0

I am working with some twitter data and the rtweet package. I wish to use the following code on the data to clean some of the text strings by creating a new column text2 based on the column text:

BART <- get_timeline("SFBARTalert", n= 200, token = twitter_token)
BART$text2 <- gsub("@\\w+", "", BART$text) 
BART$text2 <- gsub("[[:punct:]]", " ", BART$text2)  
BART$text2 <- gsub("http\\w+", "", BART$text2)
BART$text2 <- gsub("[ |\t]{2,}", " ", BART$text2) 
BART$text2 <- gsub("^ ", "", BART$text2) 
BART$text2 <- gsub(" $", "", BART$text2) 

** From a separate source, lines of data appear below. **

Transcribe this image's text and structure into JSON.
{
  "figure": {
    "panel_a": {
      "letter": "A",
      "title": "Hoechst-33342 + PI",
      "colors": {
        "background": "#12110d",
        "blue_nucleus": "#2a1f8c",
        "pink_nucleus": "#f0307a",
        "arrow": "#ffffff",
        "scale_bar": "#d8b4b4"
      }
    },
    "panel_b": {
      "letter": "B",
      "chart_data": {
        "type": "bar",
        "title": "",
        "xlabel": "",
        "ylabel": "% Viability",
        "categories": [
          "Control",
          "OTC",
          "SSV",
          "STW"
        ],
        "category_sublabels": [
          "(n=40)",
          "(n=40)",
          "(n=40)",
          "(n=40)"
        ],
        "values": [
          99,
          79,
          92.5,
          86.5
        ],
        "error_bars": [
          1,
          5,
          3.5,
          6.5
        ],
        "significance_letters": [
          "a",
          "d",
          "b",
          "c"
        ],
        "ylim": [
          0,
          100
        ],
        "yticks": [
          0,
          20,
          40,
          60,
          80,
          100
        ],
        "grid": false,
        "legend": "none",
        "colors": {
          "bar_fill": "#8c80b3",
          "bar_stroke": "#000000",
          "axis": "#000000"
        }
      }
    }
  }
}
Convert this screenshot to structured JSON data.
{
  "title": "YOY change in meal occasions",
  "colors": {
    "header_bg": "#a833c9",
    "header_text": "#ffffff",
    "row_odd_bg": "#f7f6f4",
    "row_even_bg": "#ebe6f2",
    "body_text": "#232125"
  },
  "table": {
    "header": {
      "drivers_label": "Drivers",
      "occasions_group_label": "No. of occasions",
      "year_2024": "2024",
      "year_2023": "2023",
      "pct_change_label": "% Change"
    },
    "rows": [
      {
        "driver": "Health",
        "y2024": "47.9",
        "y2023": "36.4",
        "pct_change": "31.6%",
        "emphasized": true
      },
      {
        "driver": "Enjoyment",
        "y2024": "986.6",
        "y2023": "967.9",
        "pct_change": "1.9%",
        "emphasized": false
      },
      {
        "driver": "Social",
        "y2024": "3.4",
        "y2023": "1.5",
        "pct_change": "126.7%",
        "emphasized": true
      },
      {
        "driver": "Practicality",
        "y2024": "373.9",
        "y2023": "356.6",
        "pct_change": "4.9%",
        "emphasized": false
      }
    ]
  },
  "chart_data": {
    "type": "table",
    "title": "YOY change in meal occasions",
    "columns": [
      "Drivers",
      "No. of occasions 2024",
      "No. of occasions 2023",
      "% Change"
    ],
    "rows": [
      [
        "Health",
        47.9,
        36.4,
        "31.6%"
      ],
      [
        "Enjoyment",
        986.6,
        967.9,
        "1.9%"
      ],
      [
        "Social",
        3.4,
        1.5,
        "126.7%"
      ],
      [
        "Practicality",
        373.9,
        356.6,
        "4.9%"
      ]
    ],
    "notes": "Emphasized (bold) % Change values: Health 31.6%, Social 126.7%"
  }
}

Since I will do this for multiple twitter accounts, I want to create a function to do the exact same thing as the code above:

clean_tweets = function(data, old_col = text, new_col = text2){
data$new_col <- gsub("@\\w+", "", data$old_col) 
data$new_col <- gsub("[[:punct:]]", " ", data$new_col) # Remove punctuation (replace with " ") 
data$new_col <- gsub("http\\w+", "", data$new_col) # Remove strings beginning with http (replace with "")
data$new_col <- gsub("[ |\t]{2,}", " ", data$new_col) # Remove tabs (replace with " ")
data$new_col <- gsub("^ ", "", data$new_col) # Remove blank spaces at the beginning
data$new_col <- gsub(" $", "", data$new_col) # Remove blank spaces at the end
data$new_col <- tolower(data$new_col)
}

When I try to run clean_tweets(BART), I get an error:

Error: Assigned data `gsub("@\\\\w+", "", data$old_col)` must be compatible with existing data.

I am not sure why this function is not working. Can anybody help me out? Thanks a lot!

z_11122
  • 115
  • 6
  • The `$` operator only works with literal values. You cannot use it with variables that you pass to your function. Instead make your column name values strings and use `[[ ]]` to read and assign values to `data`. – MrFlick Nov 09 '21 at 03:28

0 Answers0